Il serait pourtant difficile d’ignorer à quel point les conditions d’accouchement du miracle espéré ne peuvent que le colorer de nuances plus sombres – à charge à Mektoub, My Love : Canto Due d’inventer sa manière d’y faire écho. Car à se replonger dans son «dossier», il est frappant de constater à quel point le film-vie est devenu un film-tombeau jonché de carrières éteintes. Outre Ophélie Bau, qui s’est éloignée des plateaux depuis, il faut mentionner les époustouflantes Lou Luttiau et Alexia Chardard, interprètes d’un duo de vacancières central dans Canto Uno et Intermezzo et que le chemin douloureux du projet semble avoir privées de leur destin tout tracé de révélations, catapultées dans le cinéma français sur les traces de Sara Forestier, Hafsia Herzi et Adèle Exarchopoulos.
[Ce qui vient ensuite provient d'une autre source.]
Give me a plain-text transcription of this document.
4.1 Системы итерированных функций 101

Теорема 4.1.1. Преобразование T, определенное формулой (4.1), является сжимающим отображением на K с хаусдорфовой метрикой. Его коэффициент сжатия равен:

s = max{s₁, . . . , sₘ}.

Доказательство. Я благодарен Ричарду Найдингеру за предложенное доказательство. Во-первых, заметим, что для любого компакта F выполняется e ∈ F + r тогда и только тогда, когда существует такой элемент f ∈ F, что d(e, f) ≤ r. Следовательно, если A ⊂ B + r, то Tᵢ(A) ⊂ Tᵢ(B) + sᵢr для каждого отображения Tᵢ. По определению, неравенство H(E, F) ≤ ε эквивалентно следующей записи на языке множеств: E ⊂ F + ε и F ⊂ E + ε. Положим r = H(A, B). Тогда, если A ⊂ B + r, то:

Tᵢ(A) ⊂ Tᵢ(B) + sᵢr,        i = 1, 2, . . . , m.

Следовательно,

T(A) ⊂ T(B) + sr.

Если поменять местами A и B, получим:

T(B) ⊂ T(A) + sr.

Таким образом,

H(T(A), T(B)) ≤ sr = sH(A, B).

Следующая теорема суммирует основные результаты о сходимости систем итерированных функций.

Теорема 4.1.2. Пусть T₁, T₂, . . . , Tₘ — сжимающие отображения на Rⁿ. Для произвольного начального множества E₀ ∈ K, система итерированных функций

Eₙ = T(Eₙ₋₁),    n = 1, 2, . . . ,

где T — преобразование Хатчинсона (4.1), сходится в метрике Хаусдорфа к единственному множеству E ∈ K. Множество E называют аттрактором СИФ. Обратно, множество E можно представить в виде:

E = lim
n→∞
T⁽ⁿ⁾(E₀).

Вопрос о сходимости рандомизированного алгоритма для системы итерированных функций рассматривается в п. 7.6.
Le monde de Mektoub, My Love est une planète parallèle qui a cessé de tourner, orbite seule dans l’espace et s’apprête pourtant à nouveau à entrer en collision avec la nôtre, rehaussée cette fois d’un degré inédit de mélancolie : un méta home movie qui au paradis perdu d’une évocation rayonnante d’une jeunesse méridionale en 1994 ajoute celui de son tournage en 2018. Comme si le film était condamné à porter le deuil de sa propre sensualité, faite de corps et de sourires depuis disparus dans l’anonymat ou divorcés d’un projet dont l’harmonie mythifiée à l’écran n’est plus qu’une trace aussi solaire que funèbre. Et auquel ne survivrait pratiquement qu’un cinéaste isolé à qui échappe désormais la parole.